A member of staff gives students choosing one of the Art History Dissertation modules (the capstone module) Dissertation module formal guidance on the development, research and writing of specialist studies, in the form of written instruction and in presentations.
Assessment methods
Assessment is by written essays, take-home research papers, in-class slide tests, summaries of weekly readings, and unseen written examinations, including questions on visual material in photographic form.
Provision is made for students to undertake a capstone research project in Art History or Film in the third year in lieu of a taught course.
Essay questions are designed to test all skills. Examination questions test skills C1, C3 and C4.
D: Key skills
D1: The ability to communicate information, arguments and ideas cogently and effectively in a range of different contexts using a range of different aids or resources; special ability to deploy visual material in a variety of media in the context of presentations or written work
D2: Students should be able to make use of IT for research purposes (including searchable databases such as library catalogues and internet sources), to present assessed work, and be able to use email.
D3: Management of projects and timetables. Students should be able to apply knowledge and understanding in order to make judgements and offer solutions in a range of contexts.
D4: Ability to participate in seminar discussion; ability to respond effectively; ability to work in a variety of group contexts
D5: Students should have the ability to work to briefs and deadline, to take responsibility for their own work, and to reflect on their own learning and performance and make constructive use of feedback
Learning methods
The four key skills are implicit throughout the degree.

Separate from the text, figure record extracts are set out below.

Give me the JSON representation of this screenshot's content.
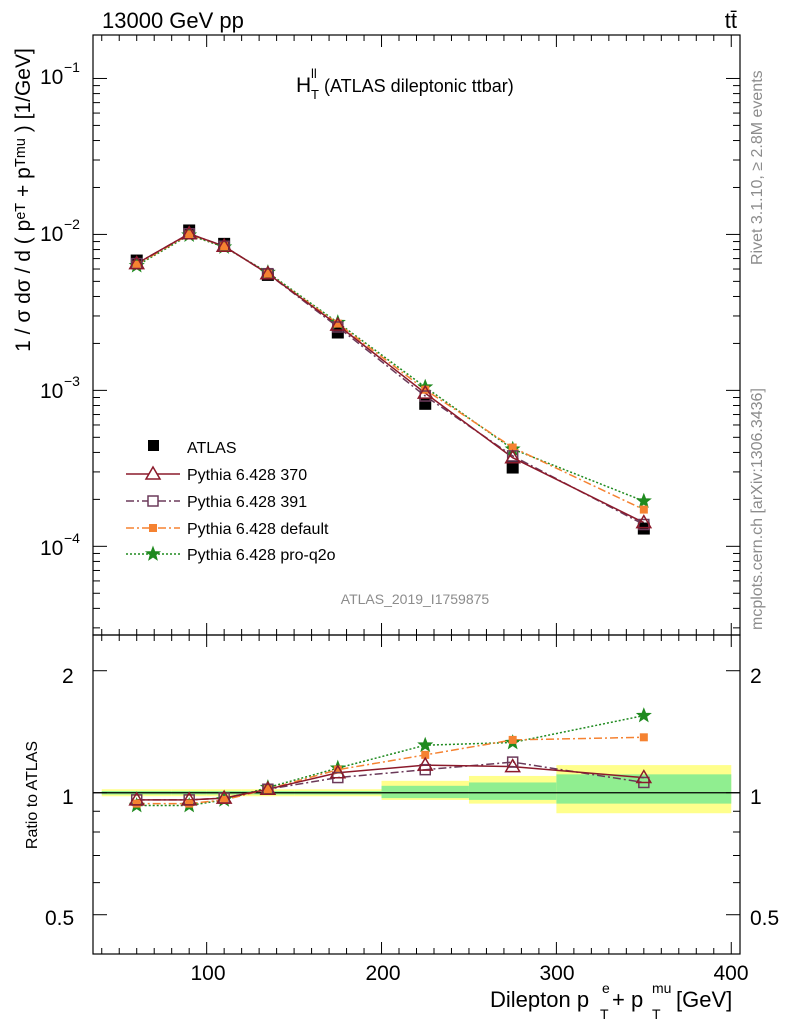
{
  "header": {
    "energy_label": "13000 GeV pp",
    "process_label": "tt̄"
  },
  "side": {
    "rivet_label": "Rivet 3.1.10, ≥ 2.8M events",
    "mcplots_label": "mcplots.cern.ch [arXiv:1306.3436]"
  },
  "main_panel": {
    "title_main": "H",
    "title_sup": "ll",
    "title_sub": "T",
    "title_rest": " (ATLAS dileptonic ttbar)",
    "analysis_label": "ATLAS_2019_I1759875",
    "ylabel": "1 / σ  dσ / d ( pᵉᵀ + pᵀᵐᵘ ) [1/GeV]",
    "ytick_labels": [
      "10",
      "10",
      "10",
      "10"
    ],
    "ytick_exponents": [
      "−1",
      "−2",
      "−3",
      "−4"
    ]
  },
  "ratio_panel": {
    "ylabel": "Ratio to ATLAS",
    "ytick_labels": [
      "2",
      "1",
      "0.5"
    ]
  },
  "xaxis": {
    "label_main": "Dilepton p",
    "label_sup1": "e",
    "label_sub1": "T",
    "label_mid": " + p",
    "label_sup2": "mu",
    "label_sub2": "T",
    "label_unit": " [GeV]",
    "tick_labels": [
      "100",
      "200",
      "300",
      "400"
    ]
  },
  "legend": {
    "items": [
      {
        "label": "ATLAS",
        "color": "#000000",
        "marker": "filled-square"
      },
      {
        "label": "Pythia 6.428 370",
        "color": "#8b1a2b",
        "marker": "open-triangle"
      },
      {
        "label": "Pythia 6.428 391",
        "color": "#6b3a5a",
        "marker": "open-square"
      },
      {
        "label": "Pythia 6.428 default",
        "color": "#f58231",
        "marker": "filled-square-small"
      },
      {
        "label": "Pythia 6.428 pro-q2o",
        "color": "#1f8a1f",
        "marker": "star"
      }
    ]
  },
  "chart_data": [
    {
      "type": "line",
      "panel": "main",
      "xlabel": "Dilepton p_T^e + p_T^mu [GeV]",
      "ylabel": "1 / σ dσ / d ( p_T^e + p_T^mu ) [1/GeV]",
      "yscale": "log",
      "xlim": [
        35,
        405
      ],
      "ylim": [
        2.7e-05,
        0.19
      ],
      "bins": [
        [
          40,
          80
        ],
        [
          80,
          100
        ],
        [
          100,
          120
        ],
        [
          120,
          150
        ],
        [
          150,
          200
        ],
        [
          200,
          250
        ],
        [
          250,
          300
        ],
        [
          300,
          400
        ]
      ],
      "x": [
        60,
        90,
        110,
        135,
        175,
        225,
        275,
        350
      ],
      "series": [
        {
          "name": "ATLAS",
          "color": "#000000",
          "values": [
            0.0068,
            0.0106,
            0.0087,
            0.0055,
            0.00235,
            0.00082,
            0.00032,
            0.00013
          ]
        },
        {
          "name": "Pythia 6.428 370",
          "color": "#8b1a2b",
          "values": [
            0.0065,
            0.0101,
            0.0084,
            0.0056,
            0.00262,
            0.00096,
            0.00037,
            0.000142
          ]
        },
        {
          "name": "Pythia 6.428 391",
          "color": "#6b3a5a",
          "values": [
            0.0065,
            0.0101,
            0.0084,
            0.0056,
            0.00255,
            0.00092,
            0.00038,
            0.000138
          ]
        },
        {
          "name": "Pythia 6.428 default",
          "color": "#f58231",
          "values": [
            0.0064,
            0.01,
            0.0084,
            0.0056,
            0.00268,
            0.00101,
            0.00043,
            0.000172
          ]
        },
        {
          "name": "Pythia 6.428 pro-q2o",
          "color": "#1f8a1f",
          "values": [
            0.0063,
            0.0099,
            0.0083,
            0.0057,
            0.00272,
            0.00105,
            0.00042,
            0.000195
          ]
        }
      ]
    },
    {
      "type": "line",
      "panel": "ratio",
      "ylabel": "Ratio to ATLAS",
      "yscale": "log",
      "xlim": [
        35,
        405
      ],
      "ylim": [
        0.4,
        2.45
      ],
      "bins": [
        [
          40,
          80
        ],
        [
          80,
          100
        ],
        [
          100,
          120
        ],
        [
          120,
          150
        ],
        [
          150,
          200
        ],
        [
          200,
          250
        ],
        [
          250,
          300
        ],
        [
          300,
          400
        ]
      ],
      "x": [
        60,
        90,
        110,
        135,
        175,
        225,
        275,
        350
      ],
      "reference": 1,
      "band_stat": [
        [
          0.99,
          1.01
        ],
        [
          0.99,
          1.01
        ],
        [
          0.99,
          1.01
        ],
        [
          0.99,
          1.01
        ],
        [
          0.99,
          1.01
        ],
        [
          0.97,
          1.04
        ],
        [
          0.96,
          1.06
        ],
        [
          0.94,
          1.11
        ]
      ],
      "band_total": [
        [
          0.98,
          1.02
        ],
        [
          0.98,
          1.02
        ],
        [
          0.98,
          1.02
        ],
        [
          0.98,
          1.02
        ],
        [
          0.98,
          1.02
        ],
        [
          0.96,
          1.07
        ],
        [
          0.94,
          1.1
        ],
        [
          0.89,
          1.17
        ]
      ],
      "series": [
        {
          "name": "Pythia 6.428 370",
          "values": [
            0.96,
            0.96,
            0.97,
            1.02,
            1.12,
            1.17,
            1.16,
            1.09
          ]
        },
        {
          "name": "Pythia 6.428 391",
          "values": [
            0.96,
            0.96,
            0.97,
            1.02,
            1.09,
            1.14,
            1.19,
            1.06
          ]
        },
        {
          "name": "Pythia 6.428 default",
          "values": [
            0.94,
            0.94,
            0.96,
            1.02,
            1.14,
            1.24,
            1.35,
            1.37
          ]
        },
        {
          "name": "Pythia 6.428 pro-q2o",
          "values": [
            0.93,
            0.93,
            0.96,
            1.03,
            1.15,
            1.31,
            1.33,
            1.55
          ]
        }
      ]
    }
  ]
}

Communication is developed through seminar discussion, but also through attending lectures, writing essays, and delivering presentations.
Visual media skills are developed through presentation exercises in which students create PowerPoint presentations, and through drawing attention to the media whereby visual images are presented to us, both in terms of informing students but also developing a critical appreciation of the relationship between image and context in any medium.
Students are expected to acquire IT skills based on some initial guidance.
Students will be given the opportunity to work constructively and productively in groups, and be able to participate effectively in seminars.
Assessment methods
Communication, IT, working with others, and self-improvement are assessed through coursework and the capstone project.
Communication (with aspects of problem solving, working with others, and self-improvement) is assessed through coursework, including individual and group presentations and participation marks.
Marks penalties systems for late submission of coursework ensure that students are aware of the need to organise their private study time, and deadlines provide key milestones throughout each year of study.